How to judge when infrastucture is a good investment

EDHEC Business School recently launched EDHEC Infrastructure Institute (EDHECinfra), a research unit based in their Asia-Pacific headquarters in Singapore, with the ambitious goal of reducing the knowledge gap within the trillion-dollar infrastructure investment industry. 

EDHECinfra is created to help achieve a policy objective that has captured the imagination of the G20 – investing long-term savings into long-term capital projects. That requires channeling assets of institutional investors into non-traditional investments. 

Infrastructure investments should fit this purpose well: institutional investors look to increasingly use private, long-dated and illiquid assets to diversify and achieve their investment goals. Policy makers are also keen to support these infrastructure projects so that more jobs can be created to support growth. 

However, in the absence of reliable information on performance and risk, both investors and prudential regulators do not know how to treat infrastructure as an asset class. The issues include arriving at the right pricing for investors and concerns about systemic risks for regulators. This has prevented institutional capital from being deployed widely in this space, especially as certain prudential frameworks do not accommodate infrastructure investments at all. 

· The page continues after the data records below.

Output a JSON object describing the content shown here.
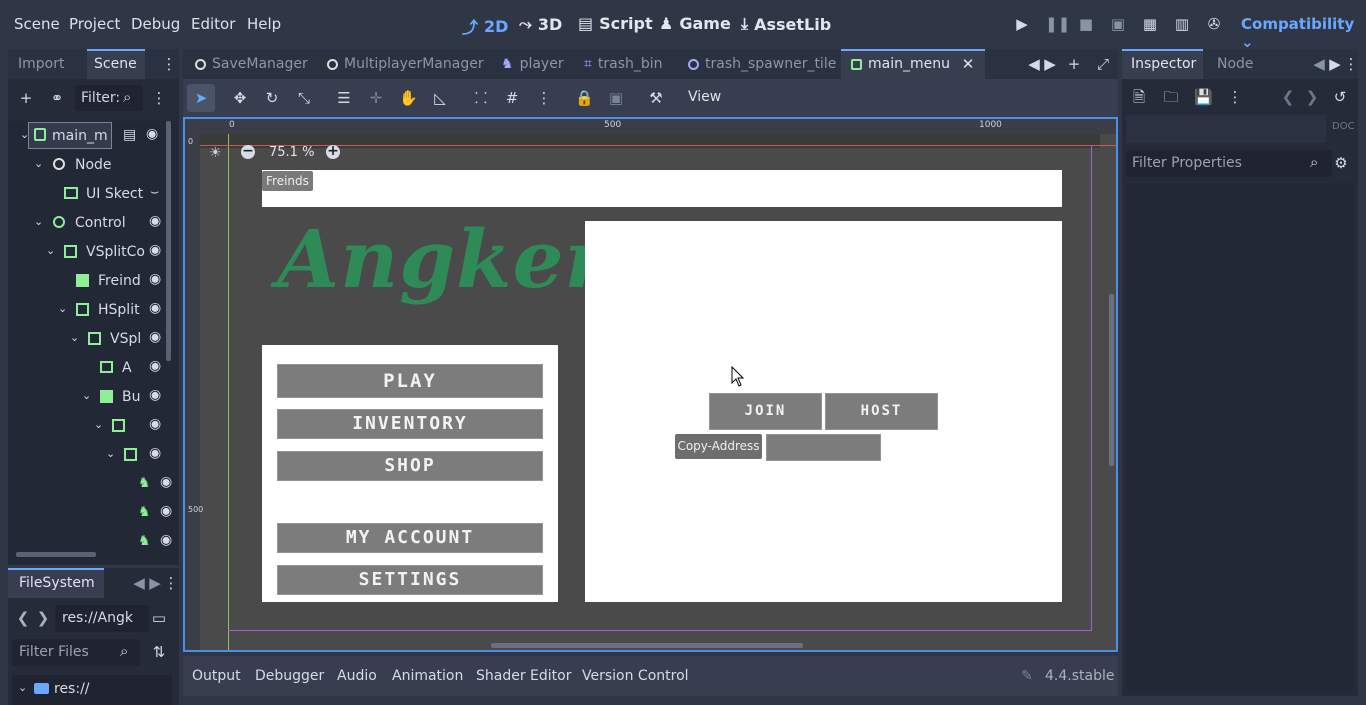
{
  "menubar": {
    "items": [
      "Scene",
      "Project",
      "Debug",
      "Editor",
      "Help"
    ],
    "modes": [
      "2D",
      "3D",
      "Script",
      "Game",
      "AssetLib"
    ],
    "renderer": "Compatibility"
  },
  "left_dock": {
    "tabs": [
      "Import",
      "Scene"
    ],
    "filter_placeholder": "Filter:",
    "tree": [
      {
        "label": "main_m",
        "icon": "control-icon"
      },
      {
        "label": "Node",
        "icon": "node-icon"
      },
      {
        "label": "UI Skect",
        "icon": "texture-rect-icon"
      },
      {
        "label": "Control",
        "icon": "control-icon"
      },
      {
        "label": "VSplitCo",
        "icon": "vsplit-icon"
      },
      {
        "label": "Freind",
        "icon": "texture-rect-icon"
      },
      {
        "label": "HSplit",
        "icon": "hsplit-icon"
      },
      {
        "label": "VSpl",
        "icon": "vsplit-icon"
      },
      {
        "label": "A",
        "icon": "texture-rect-icon"
      },
      {
        "label": "Bu",
        "icon": "texture-rect-icon"
      },
      {
        "label": "",
        "icon": "control-icon"
      },
      {
        "label": "",
        "icon": "vbox-icon"
      },
      {
        "label": "",
        "icon": "button-icon"
      },
      {
        "label": "",
        "icon": "button-icon"
      },
      {
        "label": "",
        "icon": "button-icon"
      }
    ]
  },
  "filesystem": {
    "title": "FileSystem",
    "path": "res://Angk",
    "filter_placeholder": "Filter Files",
    "root": "res://"
  },
  "scene_tabs": [
    "SaveManager",
    "MultiplayerManager",
    "player",
    "trash_bin",
    "trash_spawner_tile",
    "main_menu"
  ],
  "toolbar": {
    "view_label": "View"
  },
  "canvas": {
    "zoom": "75.1 %",
    "ruler_marks": [
      "0",
      "500",
      "1000"
    ],
    "vruler_marks": [
      "0",
      "500"
    ],
    "game": {
      "friends_label": "Freinds",
      "logo_text": "Angker",
      "menu_buttons": [
        "PLAY",
        "INVENTORY",
        "SHOP",
        "MY ACCOUNT",
        "SETTINGS"
      ],
      "join_label": "JOIN",
      "host_label": "HOST",
      "copy_address_label": "Copy-Address"
    }
  },
  "bottom_panel": {
    "tabs": [
      "Output",
      "Debugger",
      "Audio",
      "Animation",
      "Shader Editor",
      "Version Control"
    ],
    "version": "4.4.stable"
  },
  "inspector": {
    "tabs": [
      "Inspector",
      "Node"
    ],
    "filter_placeholder": "Filter Properties"
  },
  "colors": {
    "accent": "#6aa8ff",
    "node_green": "#8eef97",
    "logo_green": "#2e8b57"
  }
}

In the last year or so, the need to resolve these intertwining issues has moved up the ranks in the public policy agenda as the world faces a slowing global economy and volatile stock markets, creating an urgent need for institutional investors to seek alternatives to traditional investments for capital re-deployment or diversification. 

Unfortunately, the best available measures of risk adjusted performance of private infrastructure debt and equity so far, have been combinations of public equity indices – so-called “listed infrastructure” or indices created by averaging the internal rates of return (IRR) of a limited sample of private assets. Such indices are unable to capture the characteristics of private infrastructure projects and cannot properly measure risk. Listed infrastructure indices for example can be extremely concentrated in a few stocks and tend to be more volatile than the overall market. 

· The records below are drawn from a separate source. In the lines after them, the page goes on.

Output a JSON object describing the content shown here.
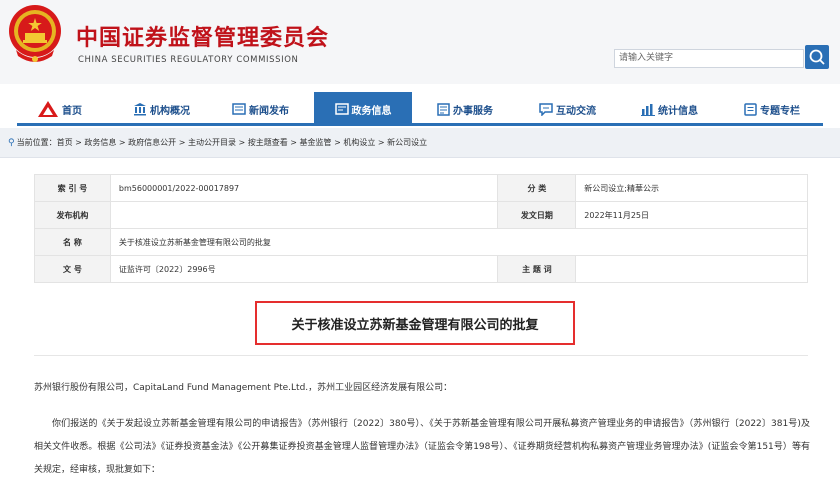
{
  "header": {
    "title_cn": "中国证券监督管理委员会",
    "title_en": "CHINA SECURITIES REGULATORY COMMISSION",
    "search_placeholder": "请输入关键字"
  },
  "nav": {
    "items": [
      {
        "label": "首页",
        "icon": "home-logo-icon"
      },
      {
        "label": "机构概况",
        "icon": "building-icon"
      },
      {
        "label": "新闻发布",
        "icon": "news-icon"
      },
      {
        "label": "政务信息",
        "icon": "gov-info-icon",
        "active": true
      },
      {
        "label": "办事服务",
        "icon": "service-icon"
      },
      {
        "label": "互动交流",
        "icon": "chat-icon"
      },
      {
        "label": "统计信息",
        "icon": "bar-chart-icon"
      },
      {
        "label": "专题专栏",
        "icon": "topic-icon"
      }
    ]
  },
  "breadcrumb": {
    "text": "当前位置：首页 > 政务信息 > 政府信息公开 > 主动公开目录 > 按主题查看 > 基金监管 > 机构设立 > 新公司设立"
  },
  "info_table": {
    "index_label": "索 引 号",
    "index_value": "bm56000001/2022-00017897",
    "category_label": "分 类",
    "category_value": "新公司设立;精華公示",
    "issuer_label": "发布机构",
    "issuer_value": "",
    "date_label": "发文日期",
    "date_value": "2022年11月25日",
    "name_label": "名 称",
    "name_value": "关于核准设立苏新基金管理有限公司的批复",
    "docno_label": "文 号",
    "docno_value": "证监许可〔2022〕2996号",
    "keyword_label": "主 题 词",
    "keyword_value": ""
  },
  "document": {
    "title": "关于核准设立苏新基金管理有限公司的批复",
    "addressee": "苏州银行股份有限公司，CapitaLand Fund Management Pte.Ltd.，苏州工业园区经济发展有限公司：",
    "paragraph": "你们报送的《关于发起设立苏新基金管理有限公司的申请报告》（苏州银行〔2022〕380号）、《关于苏新基金管理有限公司开展私募资产管理业务的申请报告》（苏州银行〔2022〕381号)及相关文件收悉。根据《公司法》《证券投资基金法》《公开募集证券投资基金管理人监督管理办法》（证监会令第198号）、《证券期货经营机构私募资产管理业务管理办法》(证监会令第151号）等有关规定，经审核，现批复如下："
  }
}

Similarly, there are few usable benchmarks on the private debt side. While rating agencies have documented default frequencies in certain classes of private project debt, these are insufficient to arrive at a comprehensive result that can build usable investment benchmarks.

EDHECinfra was created because of this lack of reliable measures for infrastructure investors. Backed by multi-million dollar sponsorships from by public and private institutions and by EDHEC Business School, EDHECinfra will bridge the information gap by creating benchmarks that can capture risk-adjusted performance, liability hedging characteristics, as well as extreme risk measures of infrastructure investments. 

The approach taken to sieve out usable data is a systematic five-step process. 

Firstly, infrastructure investments need to be well-defined as financial instruments. Secondly, the institute has developed asset pricing and risk models that take into account characteristics of infrastructure investments, such as the large “embedded options” present in private project finance debt. Researchers at EDHECinfra have been working on this technology since 2012 (prior to their spin-off in 2016 from EDHEC Risk Institute, Europe’s leading research institute for applied finance and investments). 

Thirdly, based on this technology, EDHECinfra has determined the data that needs to be collected and standardized. Hence a fourth stage during which EDHECinfra collects equity and debt cash flow data (we have been doing that at the asset level since 2015). 

By 2017, the EDHECinfra database is expected to cover in excess of 1,500 private infrastructure investments on both debt and equity sides, in the OECD and emerging markets, going back 15 to 20 years.  

Lastly, EDHECinfra designs portfolios of private infrastructure investments of equity and debt to be used as benchmarks for asset allocation, performance attribution and risk calibration in infrastructure investment. These benchmarks will then be published on an annual basis and will cover different types of infrastructure investments around the world.  

Grace Chen is Senior Relationship Manager at EDHEC Infrastructure Institute.